You know what happens when you assume…
I hadn’t intended writing another review so soon…and certainly not on another online magazine. And why I even clicked on the link for MetaPostModern Knitting magazine is a question I can’t really answer. Modern is generally not my thing, postmodern even less so. When I hit the home page I was even less sure why I was there:
MetaPostModernKnitting.com is a celebration of fashion-forward and avant-garde knitting. We want to bring you knitting patterns, trend analysis, and news that represents the more artistic, unconventional and forward-thinking realm of knitting.
Fashion-forward is most definitely not my thing. But heck, I was already there, so I decided to click on the MetaPatterns link anyway.
Right away, I was intrigued by the presentation. The pattern page listed all the patterns, but instead of showing pictures, they had drawings such as you might see in a fashion portfolio. The black-and-white sketches are eye-catching in their simplicity and flowing lines. It never occurred to me how such a presentation would emphasize the lines of the design. Still, I wasn’t sure that any of the patterns would be for me–gloves, scarves, a vest–and then I saw St. James.
I didn’t like the tie at the neckline, but because I was seeing it first as a sketch, I was able to focus on the overall lines of the garment. I’ve been looking for nice, shapely short-sleeved sweater patterns that would be more appropriate for south Texas, and this I liked. Of course, I’ve read these fashion-forward magazines, and I know how “friendly” they are to plus sizes. Chances are all that would fit me would be those gloves and scarves, especially since shaped patterns can be so hard to find in plus sizes.

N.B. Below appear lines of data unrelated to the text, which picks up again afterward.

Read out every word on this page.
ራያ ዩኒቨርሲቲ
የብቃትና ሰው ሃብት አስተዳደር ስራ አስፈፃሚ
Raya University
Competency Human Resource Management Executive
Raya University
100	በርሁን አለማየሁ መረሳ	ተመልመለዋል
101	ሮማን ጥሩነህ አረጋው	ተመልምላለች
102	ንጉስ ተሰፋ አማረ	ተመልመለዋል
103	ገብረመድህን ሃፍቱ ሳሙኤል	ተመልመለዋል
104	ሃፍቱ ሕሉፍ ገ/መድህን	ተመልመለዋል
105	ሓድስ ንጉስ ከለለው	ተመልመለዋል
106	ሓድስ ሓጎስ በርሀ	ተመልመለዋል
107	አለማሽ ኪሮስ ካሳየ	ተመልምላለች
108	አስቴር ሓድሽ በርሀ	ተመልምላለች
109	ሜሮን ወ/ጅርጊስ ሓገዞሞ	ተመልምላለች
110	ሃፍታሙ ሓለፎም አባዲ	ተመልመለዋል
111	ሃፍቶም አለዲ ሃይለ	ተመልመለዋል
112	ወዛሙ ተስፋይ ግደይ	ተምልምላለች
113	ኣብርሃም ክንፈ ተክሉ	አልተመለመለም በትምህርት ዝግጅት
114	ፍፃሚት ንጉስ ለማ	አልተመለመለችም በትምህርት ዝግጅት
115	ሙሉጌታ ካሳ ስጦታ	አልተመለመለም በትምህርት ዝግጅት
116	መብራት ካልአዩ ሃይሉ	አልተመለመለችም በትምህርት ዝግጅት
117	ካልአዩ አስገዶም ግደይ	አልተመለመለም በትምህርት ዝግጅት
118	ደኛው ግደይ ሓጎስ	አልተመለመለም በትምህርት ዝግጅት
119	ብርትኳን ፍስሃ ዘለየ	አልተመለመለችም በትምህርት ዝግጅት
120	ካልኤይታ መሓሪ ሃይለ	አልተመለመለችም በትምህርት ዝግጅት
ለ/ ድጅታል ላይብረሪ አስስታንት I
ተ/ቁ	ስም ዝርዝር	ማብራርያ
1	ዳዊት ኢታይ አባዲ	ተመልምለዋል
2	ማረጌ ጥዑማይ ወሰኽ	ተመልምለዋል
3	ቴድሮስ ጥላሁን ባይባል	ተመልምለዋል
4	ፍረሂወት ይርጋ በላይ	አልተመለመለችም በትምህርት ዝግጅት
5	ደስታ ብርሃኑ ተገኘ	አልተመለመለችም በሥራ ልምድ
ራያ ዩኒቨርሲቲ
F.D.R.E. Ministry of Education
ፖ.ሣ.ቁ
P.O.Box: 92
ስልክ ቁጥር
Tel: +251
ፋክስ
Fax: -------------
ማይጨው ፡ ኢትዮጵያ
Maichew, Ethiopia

St. James is available in sizes from XS to a 3X (30″-54″ bust). Poof! went my last assumption. Apparently, there’s an important difference between runway high fashion and fashion-forward…at least on the pages of MetaPostModern Knitting.
All three tops in this issue (Fall/Winter 2008/2009, the second issue) are sized up to 3X, as are the four tops from the Spring 2008 premier issue (those patterns are available in the archives). This is decidedly a rarity, and I’m happy to see it. I also liked a lot else that I saw in the patterns. Right at the beginning of each, the difficulty is listed, as well as the techniques that will be needed for the construction of the garment. For anyone interested in the fashion as much as the pattern, a detailed background into the inspiration is provided (complete with links to pictures and examples).
Each issue includes a trend report for the season, as well as additional articles: both the Spring and Fall/Winter issues had an article focusing on a fashion collection on that season and an opinion piece by “The Knitting Bully.” I don’t know who she is, but the magazine promises “Her rant-filled manifestos will grace MetaPostModern Knitting on a regularly sporadic basis.” I hope “sporadic” translates to “every issue” because I loved both articles I read. The piece in the Spring issue skewered a lot of what I hate about “fashion” and the Fall/Winter issue piece on making a pattern your own instead of complaining, “I would have liked to see…” was equally well-written and compelling.
In the end, not all of the magazine’s contents were to my taste…but that’s true of every magazine I’ve ever picked up. I did only select one pattern from the Fall/Winter issue and two from the Spring issue, but I was strongly attracted to all three. The presentation is unique and the content informative. Down the road, the magazine may find itself in need of more organization–as of this writing there’s no way to search patterns, so you’d have to page through the archives to find what you want–but if the focus is on making patterns that are ahead of current trends, the archives might not be the focus for a lot of readers.
MetaPostModern Knitting accepts submissions ($25-50 per pattern, depending on complexity). The guidelines are a little looser than other places, but that’s to be expected since their focus is on the unconventional…which is a little hard to define. Based on the info I read in the submissions guidelines, this is a seasonal magazine which will have a Spring/Summer and a Fall/Winter issue. The website includes additional links to recommended sites, including other places to find patterns (such as Knitty.com), to buy yarn (like KnitPicks), and other knitting sites (such as Ravelry). Speaking of Ravelry, MetaPostModern Knitting is “Ravelry-friendly,” with all of the patterns already entered on pattern pages complete with pictures (the lack of which tends to be a weakness for pattern pages from print magazines–most do not allow the use of their pictures, which means waiting until someone on Ravelry makes the project, posts the picture, and allows the use of it on the pattern page).
- Fall/Winter 2008/2009 issue (second issue); will be released twice a year
- 10 patterns (3 tops, 1 vest, 3 scarves, 1 pair of gloves, 1 hat and 1 purse) in a variety of levels of difficulty
- All patterns available in plus sizes and presented in sketch format
- 3 articles
- Links to other useful sites
- Price: Free!
- Recommended: Most especially for those interested in unconventional fashion, but has something for everyone.